First - add two more environment variables to Travis CI on your repo:
PULL_CODE
- make this thetrigger_code
you made up for your PHP scriptPULL_ENDPOINT
- make this the URL to your PHP script
Now update your .travis.yml
file to have a blank line followed by this at the very bottom:
after_deploy:
- curl -d "code=$PULL_CODE" $PULL_ENDPOINT
Travis CI images have curl installed by default.
Pushing this updated file to your GitHub repo should cause a site build. Then the after_deploy
curl trigger to Dreamhost. Then Dreamhost should git pull
the build. Then it should email you the output from the pull… Then you should see your website!
Only gotta set this up once, fortunately. I think it’s pretty slick.
Git Directory Exposure
So, exposing the .git
directory can be a vulnerability. Can is an important word in that sentence, though.
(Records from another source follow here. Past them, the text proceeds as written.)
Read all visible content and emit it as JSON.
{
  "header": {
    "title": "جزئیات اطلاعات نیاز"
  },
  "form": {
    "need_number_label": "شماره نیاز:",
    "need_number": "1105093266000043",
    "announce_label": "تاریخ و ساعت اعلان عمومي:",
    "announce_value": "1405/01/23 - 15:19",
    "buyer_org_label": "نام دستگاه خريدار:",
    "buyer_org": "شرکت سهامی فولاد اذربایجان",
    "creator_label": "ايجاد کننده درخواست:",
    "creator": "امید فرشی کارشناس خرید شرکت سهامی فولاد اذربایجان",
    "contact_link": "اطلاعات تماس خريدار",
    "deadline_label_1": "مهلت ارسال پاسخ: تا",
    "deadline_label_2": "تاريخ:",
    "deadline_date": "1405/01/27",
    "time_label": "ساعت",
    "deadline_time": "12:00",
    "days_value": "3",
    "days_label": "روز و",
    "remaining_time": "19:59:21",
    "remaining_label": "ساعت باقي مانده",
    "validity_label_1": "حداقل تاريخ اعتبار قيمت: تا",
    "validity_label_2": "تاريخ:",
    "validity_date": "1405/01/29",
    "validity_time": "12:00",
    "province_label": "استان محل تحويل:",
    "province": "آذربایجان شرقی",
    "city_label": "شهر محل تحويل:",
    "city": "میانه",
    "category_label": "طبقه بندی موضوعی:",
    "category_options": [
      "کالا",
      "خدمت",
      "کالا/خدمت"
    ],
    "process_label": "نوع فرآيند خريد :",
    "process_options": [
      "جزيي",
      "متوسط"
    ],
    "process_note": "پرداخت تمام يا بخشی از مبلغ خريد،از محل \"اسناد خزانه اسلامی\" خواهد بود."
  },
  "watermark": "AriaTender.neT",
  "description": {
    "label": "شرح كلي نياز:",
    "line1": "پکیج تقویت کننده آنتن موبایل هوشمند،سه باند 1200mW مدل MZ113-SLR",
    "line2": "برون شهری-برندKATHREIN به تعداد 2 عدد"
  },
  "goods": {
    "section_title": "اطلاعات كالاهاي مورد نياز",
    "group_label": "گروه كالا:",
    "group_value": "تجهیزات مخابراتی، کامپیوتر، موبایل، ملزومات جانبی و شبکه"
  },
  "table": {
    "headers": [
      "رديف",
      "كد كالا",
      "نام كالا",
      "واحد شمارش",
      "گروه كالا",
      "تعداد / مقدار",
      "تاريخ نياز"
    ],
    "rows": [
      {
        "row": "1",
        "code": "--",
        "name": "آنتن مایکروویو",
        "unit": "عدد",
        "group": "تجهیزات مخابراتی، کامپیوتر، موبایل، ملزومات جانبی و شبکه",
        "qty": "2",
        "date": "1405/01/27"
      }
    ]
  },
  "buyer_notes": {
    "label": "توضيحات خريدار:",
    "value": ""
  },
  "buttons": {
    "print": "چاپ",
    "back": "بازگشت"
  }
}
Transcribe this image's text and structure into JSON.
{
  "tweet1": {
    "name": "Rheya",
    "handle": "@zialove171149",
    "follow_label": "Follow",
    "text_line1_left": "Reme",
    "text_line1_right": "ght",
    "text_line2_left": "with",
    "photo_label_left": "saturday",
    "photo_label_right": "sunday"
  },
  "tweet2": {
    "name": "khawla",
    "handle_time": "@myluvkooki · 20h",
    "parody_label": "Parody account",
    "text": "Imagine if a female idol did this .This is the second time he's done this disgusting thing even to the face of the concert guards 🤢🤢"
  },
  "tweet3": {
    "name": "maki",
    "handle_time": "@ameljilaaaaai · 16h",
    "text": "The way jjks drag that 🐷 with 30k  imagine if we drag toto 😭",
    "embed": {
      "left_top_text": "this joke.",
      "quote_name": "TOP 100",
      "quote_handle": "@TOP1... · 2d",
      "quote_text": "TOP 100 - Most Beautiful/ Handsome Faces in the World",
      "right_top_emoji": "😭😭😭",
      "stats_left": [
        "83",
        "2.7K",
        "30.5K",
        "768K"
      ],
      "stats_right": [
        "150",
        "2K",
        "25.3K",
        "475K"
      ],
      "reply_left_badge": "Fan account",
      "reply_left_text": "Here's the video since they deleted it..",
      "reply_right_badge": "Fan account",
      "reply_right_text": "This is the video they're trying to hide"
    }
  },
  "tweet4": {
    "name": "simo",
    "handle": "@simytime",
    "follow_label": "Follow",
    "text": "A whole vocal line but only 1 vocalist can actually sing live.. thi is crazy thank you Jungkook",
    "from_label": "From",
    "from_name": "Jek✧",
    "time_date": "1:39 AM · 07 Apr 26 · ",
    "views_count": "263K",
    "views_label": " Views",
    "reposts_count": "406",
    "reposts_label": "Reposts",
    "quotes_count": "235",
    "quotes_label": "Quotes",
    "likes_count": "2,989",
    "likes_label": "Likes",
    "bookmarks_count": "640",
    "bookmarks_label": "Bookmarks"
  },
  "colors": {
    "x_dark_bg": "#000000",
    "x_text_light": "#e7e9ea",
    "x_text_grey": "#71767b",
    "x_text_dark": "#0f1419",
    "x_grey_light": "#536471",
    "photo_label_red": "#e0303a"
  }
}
If you set your GitHub sourcecode repo up as “public”, I don’t think exposing your .git
directory reveals anything to attackers.
But if you have something in your history that might be sensitive, it’s visible if the .git directory is accessible.
So - let’s block access. It’s easy enough.
Add this line into your site’s /static/.htaccess
file:
RedirectMatch 404 ^/.git/.*$
My full .htaccess
file looks like:
<IfModule mod_rewrite.c>
RewriteEngine On
RewriteCond %{HTTPS} off
RewriteRule (.*) https://%{HTTP_HOST}%{REQUEST_URI}
</IfModule>
Redirect /feed/ /index.xml
RewriteRule ^wp-content/(.*)$ https://static.notmet.net/wp-content/$1 [R=301,NC,L]
RedirectMatch 404 ^/.git/.*$
ErrorDocument 404 /404.html
ErrorDocument 403 /404.html
Options -Indexes
That makes sure users are on HTTPS, and redirects some old Wordpress directories to fit the new Hugo setup. Then I block .git
directory access, setup the error response documents, and disable directory indexing.